What many don’t realize; especially if they happen to be a first-time new car buyer, is that these seemingly fantastic finance rates are NOT offered by the dealership, but rather by the vehicle manufacturer’s finance company. For example, if a hypothetical dealership known as Smith Ford says you can get a brand new Focus financed at 1.9% interest for 60 months, this is through Ford Credit, not Smith Ford. Moreover, in order to be approved for such a low rate, the buyer’s credit must be exemplary. In other words, if you were late on any mortgage payments or credit card bills due to an unexpected expense such as a furnace going out, you will likely not qualify.
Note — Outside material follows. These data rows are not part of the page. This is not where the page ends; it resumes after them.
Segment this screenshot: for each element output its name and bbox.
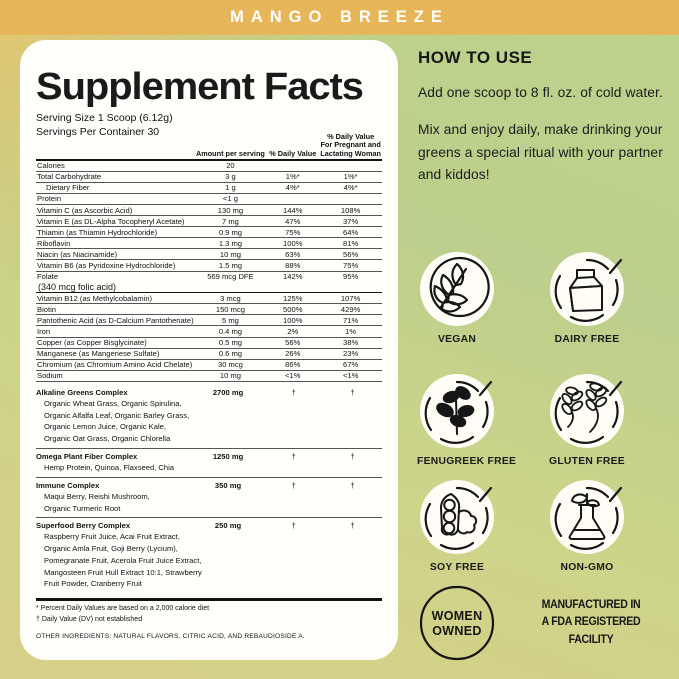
svg-text:WOMEN: WOMEN xyxy=(432,609,483,623)
svg-text:OWNED: OWNED xyxy=(432,624,481,638)
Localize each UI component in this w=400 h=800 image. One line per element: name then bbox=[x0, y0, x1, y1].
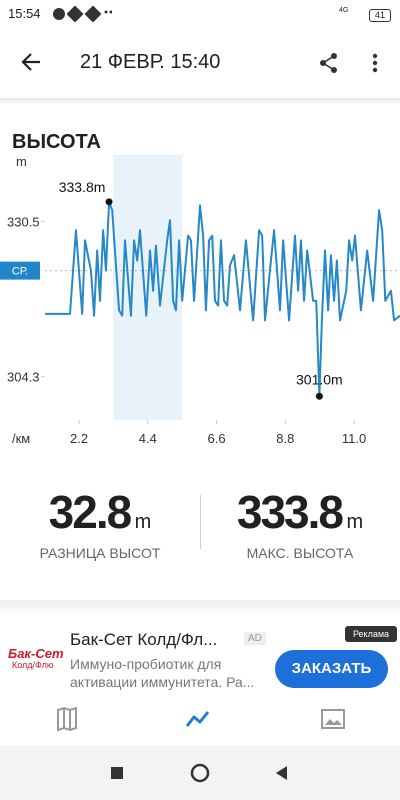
annotation-label: 333.8m bbox=[59, 179, 106, 195]
x-tick-label: 6.6 bbox=[208, 431, 226, 446]
ad-badge: Реклама bbox=[345, 626, 397, 642]
elevation-line bbox=[45, 200, 400, 398]
average-badge bbox=[0, 261, 40, 280]
home-button[interactable] bbox=[190, 763, 210, 783]
annotation-point bbox=[105, 198, 113, 206]
back-button[interactable] bbox=[20, 51, 42, 73]
section-title: ВЫСОТА bbox=[12, 131, 101, 153]
menu-button[interactable] bbox=[370, 52, 380, 74]
status-battery: 41 bbox=[369, 9, 391, 22]
separator bbox=[0, 600, 400, 614]
stat-value: 32.8 bbox=[48, 486, 133, 538]
photo-tab[interactable] bbox=[321, 709, 345, 729]
status-network: 4G bbox=[339, 7, 349, 14]
recents-button[interactable] bbox=[111, 767, 123, 779]
x-tick-label: 8.8 bbox=[276, 431, 294, 446]
stat-divider bbox=[200, 495, 201, 549]
y-tick-label: 330.5 bbox=[7, 214, 40, 229]
stat-unit: m bbox=[134, 511, 152, 533]
stat-value: 333.8 bbox=[236, 486, 344, 538]
back-nav-button[interactable] bbox=[276, 766, 287, 780]
annotation-point bbox=[315, 392, 323, 400]
ad-label: AD bbox=[244, 632, 266, 645]
ad-button[interactable]: ЗАКАЗАТЬ bbox=[275, 650, 388, 688]
x-tick-label: 2.2 bbox=[70, 431, 88, 446]
stat-block: 333.8 m bbox=[200, 485, 400, 539]
elevation-chart: m/км 330.5 304.3 2.2 4.4 6.6 8.8 11.0 СР. 333.8m 3… bbox=[0, 154, 400, 446]
ad-title: Бак-Сет Колд/Фл... bbox=[70, 630, 218, 649]
x-tick-label: 4.4 bbox=[139, 431, 157, 446]
status-icons bbox=[53, 6, 112, 22]
bottom-nav bbox=[57, 706, 345, 732]
ad-logo: Бак-Сет bbox=[8, 646, 64, 661]
header-title: 21 ФЕВР. 15:40 bbox=[80, 51, 221, 73]
header-shadow bbox=[0, 98, 400, 104]
y-tick-label: 304.3 bbox=[7, 370, 40, 385]
stat-block: 32.8 m bbox=[0, 485, 200, 539]
share-button[interactable] bbox=[318, 52, 340, 74]
x-unit: /км bbox=[12, 431, 30, 446]
ad-text: Иммуно-пробиотик для активации иммунитет… bbox=[70, 656, 255, 690]
stat-unit: m bbox=[346, 511, 364, 533]
average-label: СР. bbox=[12, 266, 28, 278]
stat-label: РАЗНИЦА ВЫСОТ bbox=[39, 545, 161, 561]
system-nav bbox=[0, 746, 400, 800]
ad-logo: Колд/Флю bbox=[12, 660, 54, 670]
status-time: 15:54 bbox=[8, 6, 41, 21]
x-tick-label: 11.0 bbox=[342, 431, 366, 446]
stat-label: МАКС. ВЫСОТА bbox=[246, 545, 354, 561]
y-unit: m bbox=[16, 154, 27, 169]
system-nav-buttons bbox=[111, 763, 287, 783]
map-tab[interactable] bbox=[57, 706, 77, 732]
chart-tab[interactable] bbox=[185, 711, 210, 727]
annotation-label: 301.0m bbox=[296, 371, 343, 387]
When a dealership advertises zero interest, there is almost always a catch: You must pay the car off in a short time; such as three years. In this instance, a $30,000 car would set you back some $833 a month! In the event that someone offers zero percent for a longer term such as five years, this is because they are desperate to unload their inventory. The model in question is likely a slow-selling car or even about to be discontinued by the maunufacturer. Saturn is a perfect example. This entire division has been killed, and while there will still be parts and service available for the time being, it will be dried up within a few years. After that time, owners will have to rely on salvage yards or aftermarket parts, and that’s IF anyone bothers to make and/or sell them.
True dealership financing involves this scenario: “Come on down to Billy Bob’s Auto Mart! No credit? Bad credit? We approve EVERYONE! Buy here! Pay here! All of our cars are $5995 or less!”
Translation? They sell pieces of junk that have 150,000 miles or more showing on the odometer. Many of these cars were traded in to big-name dealerships and rejected. Thus, they were farmed out to auctions. Some of the cars may have been totaled and rebuilt following accidents or flood damage. The unwary individual shops at these places because this is all he or she can afford; and if unskilled in math fundamentals, doesn’t realize that they will be paying 22% interest out for five years, or that the car itself will be shot long before it’s paid off.
On the other hand, a bank will finance cars at a fair market rate of interest; provided you have an adequate credit history. Oftentimes, their rates will be lower than that of the big car manufacturer’s rates, or will offer more affordable terms so you don’t have to cough up half of your monthly income to make a car payment. Obviously, as in the case above, one would save money by paying no interest on a $30,000 car at $833 a month for three years, but how many of us could actually afford to do that? Currently, at this writing, a bank will finance a car at approximately 8% interest for a period of five years. Should you opt for a shorter term, the rates will drop about 1/2 of a percent for each year less. To illustrate, a four-year term would run around 7.5%.
Most of us want decent cars. We know that they are not cheap. We all know too well the phrase, “You get what you pay for.”
As such, most of us would never think about shopping for a car at some fly-by-night dealership that offers lot financing.
The key to car shopping is to research and find the most attractive interest rates out there. It stands to reason that most of us will already have checking and savings accounts; if not a mortgage; with a bank or credit union already. Give them a call. Chances are that you will be pleasantly surprised.